SDSS Spectroscopic Templates with PyDL

One of the original motivations for creating the PyDL package was to reproduce and, ultimately, improve the method for generating spectroscopic templates for the Sloan Digital Sky Survey (SDSS). The spectroscopic templates are used by the “1D” portion of the SDSS spectroscopic pipeline (Bolton et al. 2012 [1]; See also pydl.pydlspec2d). Historically, those were generated by:

  1. Selecting individual objects (galaxies, QSOs, stars, white dwarfs, etc.) with good SDSS spectra and reliable classifications.

  2. For a given set of objects, resample the spectra onto a common wavelength grid and redshift to rest frame.

  3. Perform an iterative PCA analysis on the flux versus wavelength matrix.

  4. Select the most significant eigenspectra as the templates. Typically the first four eigenspectra were chosen.

For SDSS-I/II, the input spectra were all high signal-to-noise, but as the BOSS survey in SDSS-III started to target more distant galaxies, there was interest in improving the robustness of the PCA fitting to handle low signal-to-noise inputs. In addition, full alternatives to PCA, such has Heteroscedastic Matrix Factorization (HMF) [2], [3] could be compared.

Here are the algorithmic steps taken in the code to implement the procedure described above.

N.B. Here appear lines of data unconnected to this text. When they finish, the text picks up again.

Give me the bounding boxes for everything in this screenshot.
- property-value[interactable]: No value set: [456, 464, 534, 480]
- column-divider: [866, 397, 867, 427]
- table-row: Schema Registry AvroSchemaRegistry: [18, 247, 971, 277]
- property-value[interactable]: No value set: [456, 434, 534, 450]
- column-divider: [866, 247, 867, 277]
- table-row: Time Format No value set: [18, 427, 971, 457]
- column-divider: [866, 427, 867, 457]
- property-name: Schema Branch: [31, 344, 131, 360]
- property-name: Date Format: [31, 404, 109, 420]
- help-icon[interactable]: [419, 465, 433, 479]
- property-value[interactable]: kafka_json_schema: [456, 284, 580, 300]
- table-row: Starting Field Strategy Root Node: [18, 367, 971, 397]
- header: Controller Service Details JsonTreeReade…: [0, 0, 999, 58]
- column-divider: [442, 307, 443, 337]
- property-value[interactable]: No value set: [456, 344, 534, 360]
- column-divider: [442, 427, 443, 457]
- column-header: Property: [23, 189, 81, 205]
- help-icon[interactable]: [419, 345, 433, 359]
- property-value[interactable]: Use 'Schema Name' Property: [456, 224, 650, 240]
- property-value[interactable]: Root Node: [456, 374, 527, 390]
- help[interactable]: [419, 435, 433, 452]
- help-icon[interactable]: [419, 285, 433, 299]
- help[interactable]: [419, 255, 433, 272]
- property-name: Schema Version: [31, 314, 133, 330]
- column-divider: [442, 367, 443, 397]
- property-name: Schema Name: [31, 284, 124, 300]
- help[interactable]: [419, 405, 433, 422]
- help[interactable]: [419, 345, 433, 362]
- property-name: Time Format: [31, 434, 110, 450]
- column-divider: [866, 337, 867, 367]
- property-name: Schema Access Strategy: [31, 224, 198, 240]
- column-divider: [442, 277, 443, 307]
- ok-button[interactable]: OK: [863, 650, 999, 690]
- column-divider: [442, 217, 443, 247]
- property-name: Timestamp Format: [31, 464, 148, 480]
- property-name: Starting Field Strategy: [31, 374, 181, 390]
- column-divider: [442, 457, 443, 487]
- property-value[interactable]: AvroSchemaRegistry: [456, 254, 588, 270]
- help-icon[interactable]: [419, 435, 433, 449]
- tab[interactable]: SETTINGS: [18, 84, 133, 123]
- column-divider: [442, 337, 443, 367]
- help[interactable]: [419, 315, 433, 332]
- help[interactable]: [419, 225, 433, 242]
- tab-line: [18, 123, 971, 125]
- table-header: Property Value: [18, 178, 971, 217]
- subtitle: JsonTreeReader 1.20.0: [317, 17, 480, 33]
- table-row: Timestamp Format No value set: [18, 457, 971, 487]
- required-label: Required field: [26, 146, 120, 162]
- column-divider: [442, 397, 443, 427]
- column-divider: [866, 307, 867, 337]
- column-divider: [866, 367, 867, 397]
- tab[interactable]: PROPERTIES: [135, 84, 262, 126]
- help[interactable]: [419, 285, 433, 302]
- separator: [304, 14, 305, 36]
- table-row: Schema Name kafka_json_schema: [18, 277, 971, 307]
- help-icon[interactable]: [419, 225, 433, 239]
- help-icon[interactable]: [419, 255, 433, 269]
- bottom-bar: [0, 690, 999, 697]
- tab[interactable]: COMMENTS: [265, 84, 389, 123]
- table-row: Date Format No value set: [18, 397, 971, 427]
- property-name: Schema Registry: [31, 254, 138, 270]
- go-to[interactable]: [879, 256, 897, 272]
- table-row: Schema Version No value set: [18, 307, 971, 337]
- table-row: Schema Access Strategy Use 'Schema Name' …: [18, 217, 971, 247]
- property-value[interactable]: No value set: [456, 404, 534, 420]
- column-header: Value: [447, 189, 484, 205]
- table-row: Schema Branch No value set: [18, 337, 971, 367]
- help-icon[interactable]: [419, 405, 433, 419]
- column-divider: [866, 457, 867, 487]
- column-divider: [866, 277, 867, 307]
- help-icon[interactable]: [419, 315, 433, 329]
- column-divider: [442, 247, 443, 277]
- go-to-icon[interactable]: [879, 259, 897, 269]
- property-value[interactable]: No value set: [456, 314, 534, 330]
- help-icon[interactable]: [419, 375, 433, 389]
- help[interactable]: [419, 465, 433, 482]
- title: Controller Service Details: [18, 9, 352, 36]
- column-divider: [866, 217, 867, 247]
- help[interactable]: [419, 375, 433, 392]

  1. template_input() reads a configuration file that includes a list of individual spectra. There is one configuration file for each type of object (galaxy, QSO, etc.).

  2. readspec() reads each spectrum. Masked areas are identified by setting the per-spectrum inverse variance to zero as needed.

  3. A new wavelength grid is created. SDSS typically uses wavelength grids that are evenly spaced in \(\log_{10}\) wavelength.

  4. preprocess_spectra() calls combine1fiber() to perform the resampling and rest frame shift.

  5. pca_solve() or HMF are used to obtain the eigenspectra.

  6. The eigenspectra are written to a FITS file.

At least historically, there was no test data set on which to (unit) test these algorithms. The best one could do was to take the inputs and compare them, function-by-function, to the equivalent IDL® code, ensuring that the results were the same, to some numerical precision.